Welche Auswirkungen hat der QBO auf den Winter?
Es gibt eine ganze Reihe an Faktoren, welche den Winter beeinflussen und allesamt spielen sie eine gemeinsame Rolle für den Winterverlauf. Für sich betrachtet aber verstärkt ein QBO-West den Polarwirbel, während QBO-Ost den Polarwirbel abschwächt.
Ein starker und intakter Polarwirbel hat über Mitteleuropa häufiger einen gemäßigten Winter zur Folge. Nicht selten ist eine Westwindzirkulation, oder gar die von Winterfreunden gefürchtete Südwestwetterlage dominierend. QBO-Ost hat häufiger ein meridionales Grundmuster zur Folge (erhöhte Wahrscheinlichkeit von sog. Rossby-Wellen entlang der Polarfront). Zudem fördert QBO-Ost sog. Polarwirbelsplits, welche wiederum die meridionalen Zirkulationsmuster verstärken kann. Umgangssprachlich spricht man auch von einen gestörten Zirkulationsmuster. Häufiger sind dann Hochdrucksysteme über Skandinavien, Island und Grönland zu beobachten. Nicht selten aber dehnt sich das sibirische Kontinentalhoch weit nach Westen bis über Skandinavien aus.
Gestörte Zirkulation hat nicht zwingend einen normalen oder kalten Winter zur Folge
Nun ist aber eine gestörte Zirkulation nicht immer mit einem zu kalten Winter gleichzusetzen, denn auch hier kommt es darauf an, wo man sich befindet, denn ein Trog hat eine warme Vorderseite, einen kalten Hauptteil und eine warme Rückseite.
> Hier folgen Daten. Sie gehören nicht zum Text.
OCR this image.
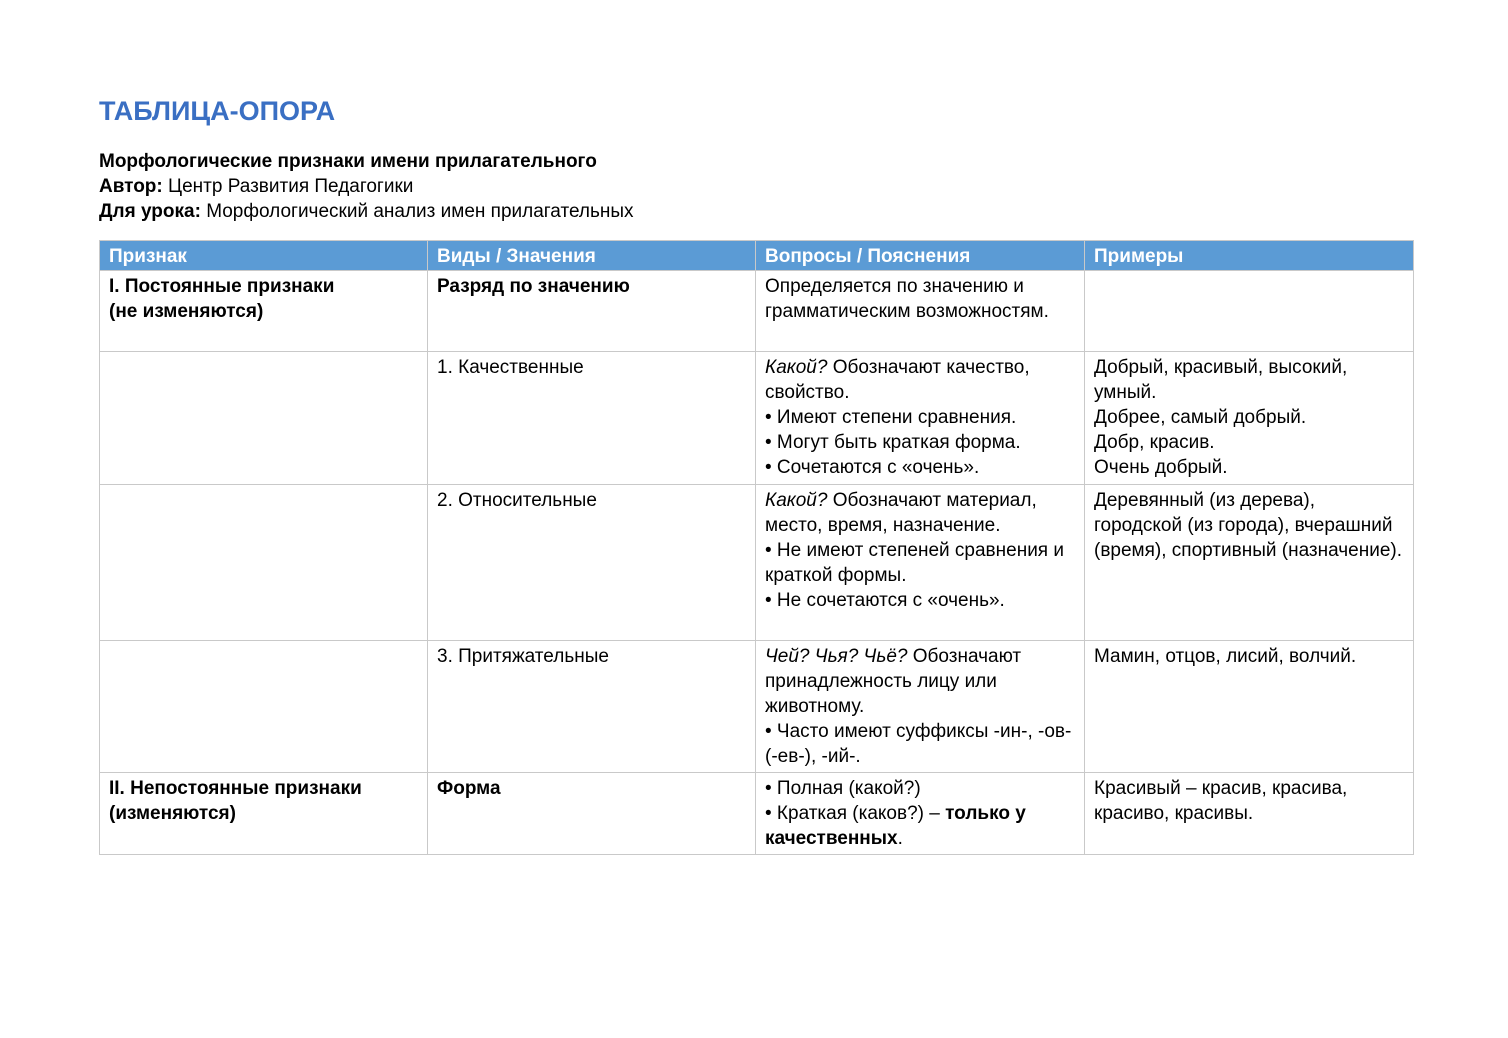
ТАБЛИЦА-ОПОРА
Морфологические признаки имени прилагательного
Автор: Центр Развития Педагогики
Для урока: Морфологический анализ имен прилагательных
Признак	Виды / Значения	Вопросы / Пояснения	Примеры

I. Постоянные признаки
(не изменяются)	Разряд по значению	Определяется по значению и грамматическим возможностям.	
	1. Качественные	Какой? Обозначают качество, свойство.
• Имеют степени сравнения.
• Могут быть краткая форма.
• Сочетаются с «очень».	Добрый, красивый, высокий, умный.
Добрее, самый добрый.
Добр, красив.
Очень добрый.

	2. Относительные	Какой? Обозначают материал, место, время, назначение.
• Не имеют степеней сравнения и краткой формы.
• Не сочетаются с «очень».	Деревянный (из дерева), городской (из города), вчерашний (время), спортивный (назначение).
	3. Притяжательные	Чей? Чья? Чьё? Обозначают принадлежность лицу или животному.
• Часто имеют суффиксы -ин-, -ов- (-ев-), -ий-.	Мамин, отцов, лисий, волчий.

II. Непостоянные признаки
(изменяются)	Форма	• Полная (какой?)
• Краткая (каков?) – только у качественных.	Красивый – красив, красива, красиво, красивы.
Und selbst ein Polarwirbelsplit bedeutet noch lange nicht, dass der Winter über Deutschland Einzug halten wird. Die Wahrscheinlichkeiten, dass aber Deutschland, Österreich und die Schweiz im Zentrum des Troges liegen, ist in den Wintermonaten relativ hoch.
Die plötzliche Stratosphärenerwärmung - das Berliner Phänomen
Es gibt kein festes Muster, wann die plötzliche Stratosphärenerwärmung auftritt, im Schnitt sind es aber alle zwei Jahre. Die letzten Major-Warmings gab es im Winter 2017/2018 im letzten Wintermonat Februar 2018 zu beobachten und das nächste folgte im Dezember 2018 nach - außergewöhnlich.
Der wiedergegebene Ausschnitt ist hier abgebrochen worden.